When the team convened before dawn last Wednesday for the first of 15 practices, Odums mentioned the theme and continued to through the first week of practice, which concludes Sunday.
“Our theme this whole spring is your ‘get to’ versus your ‘go to,’ which really works the mindset,” Odums said. “The difference is, you say, ‘I get to go to practice and get better today. I get to go to class and get better today,’ not that ‘I’ve got to go, so I’m just going to go and not do what I’m really supposed to do.’
“It’s your ‘get to’ versus your ‘go to’ so it’s a big mindset point. Everything else just comes down to discipline, execution and fundamentals.”
In addition to working on their mindset and fundamentals, several Jaguars are adjusting to expanded roles for next season.
The offense gets to replace the All-Southwestern Athletic Conference pitch-and-catch tandem of quarterback Dray Joseph and wide receiver Lee Doss.
Joseph’s replacement will emerge from a battle of inexperienced players, meaning the wide receivers not only have to replace Doss’ production but they have to help a young quarterback develop.
“We all come together and fill in for lost spots, fill in the blanks,” wide receiver Justin Morgan said. “When (Doss) left, we lost a whole combination. We have people coming in and stepping up to fill in the blanks. We have more people to incorporate into the offense.”
The Jaguars return their next seven leading wide receivers after Doss from last season, which should be a comfort to the new quarterback.
“We just need to get the quarterbacks on the same page with us,” Morgan said. “We need to get our timing down on routes and make sure they’re comfortable with us. We need to let them know we’re 100 percent behind them and stay after practice and run routes until they’re comfortable.”
Morgan said the first practice went “very smooth” despite “a little rust.” He said there’s a different mood this spring as the Jaguars come off their first Southwestern Athletic Conference championship in 10 years.
“It’s like we got a monkey off our back,” he said. “There’s a little more upbeat tempo because we finally accomplished something. It’s definitely more lively out here.”
The running game should also help the quarterback grow into a starting role. It should get a big boost with the return of fullback Brian McCain, who missed all of last season after breaking his left foot in fall camp.
“It’s just exciting for me to be back out here with the team,” McCain said. “I’m just trying get better every day and provide any help where it’s needed.”
McCain, a senior from Chicago, was used mostly as a blocking back two years ago but was poised to take on a bigger role before the injury.
“He provides leadership, and he’s a great guy in the locker room,” Odums said. “You know he’s going to do everything in class and on the field and you’re getting a captain back.

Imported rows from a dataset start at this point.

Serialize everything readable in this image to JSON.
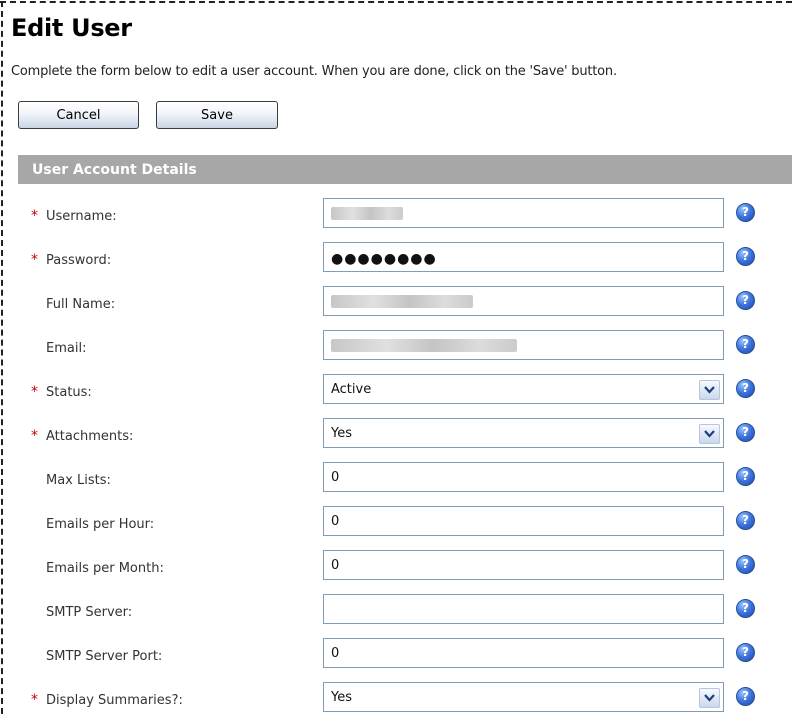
{
  "page": {
    "title": "Edit User",
    "intro": "Complete the form below to edit a user account. When you are done, click on the 'Save' button."
  },
  "buttons": {
    "cancel": "Cancel",
    "save": "Save"
  },
  "section": {
    "title": "User Account Details"
  },
  "fields": {
    "username": {
      "label": "Username:",
      "required": "*"
    },
    "password": {
      "label": "Password:",
      "required": "*",
      "value": "●●●●●●●●"
    },
    "full_name": {
      "label": "Full Name:"
    },
    "email": {
      "label": "Email:"
    },
    "status": {
      "label": "Status:",
      "required": "*",
      "value": "Active"
    },
    "attachments": {
      "label": "Attachments:",
      "required": "*",
      "value": "Yes"
    },
    "max_lists": {
      "label": "Max Lists:",
      "value": "0"
    },
    "emails_per_hour": {
      "label": "Emails per Hour:",
      "value": "0"
    },
    "emails_per_month": {
      "label": "Emails per Month:",
      "value": "0"
    },
    "smtp_server": {
      "label": "SMTP Server:",
      "value": ""
    },
    "smtp_server_port": {
      "label": "SMTP Server Port:",
      "value": "0"
    },
    "display_summaries": {
      "label": "Display Summaries?:",
      "required": "*",
      "value": "Yes"
    }
  },
  "icons": {
    "help": "help-icon",
    "dropdown": "chevron-down-icon"
  },
  "help_glyph": "?",
  "colors": {
    "section_bar": "#a7a7a7",
    "required": "#cc0000",
    "help_icon": "#3f78e0"
  }
}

We would have run a lot more last year if he had been around.
“He has Sunday potential. He’s as strong as an ox, has decent 40 speed and he doesn’t mind sticking his nose in there. He can catch the ball out in the flats. He brings an added dimension to our offense.”

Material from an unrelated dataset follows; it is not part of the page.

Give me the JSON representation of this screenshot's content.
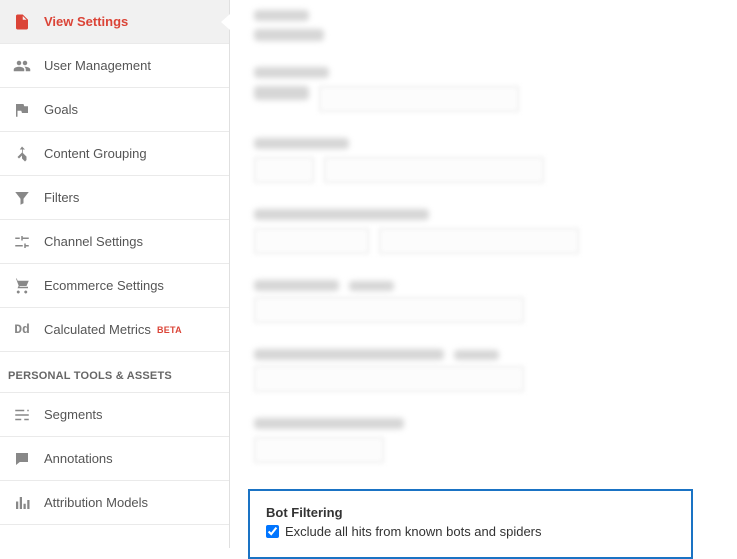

Linebacker Daniel Brown also is ticketed for a bigger role even though he had a significant one last season. He is the leading returning tackler, having finished second to fellow linebacker Anthony Balancier and just ahead of fellow linebacker Franchot West in 2013. Both Balancier and West exhausted their eligibility.
“I’m a senior this year, so I’ve got to take on more of a leadership role, being more of a coach on the field,” Brown said. “It’s about getting everybody to cooperate and getting the communication down while we’re on the field. I’m trying to coach up the younger players so everybody’s on the same page and buying into coach Odums’ philosophy.
“We know we have the talent; we just have to make sure everybody is focused. People are more in tune with everything we’re doing. We saw last year that everything we worked on to make the program better worked, and we’re going into it more in depth.”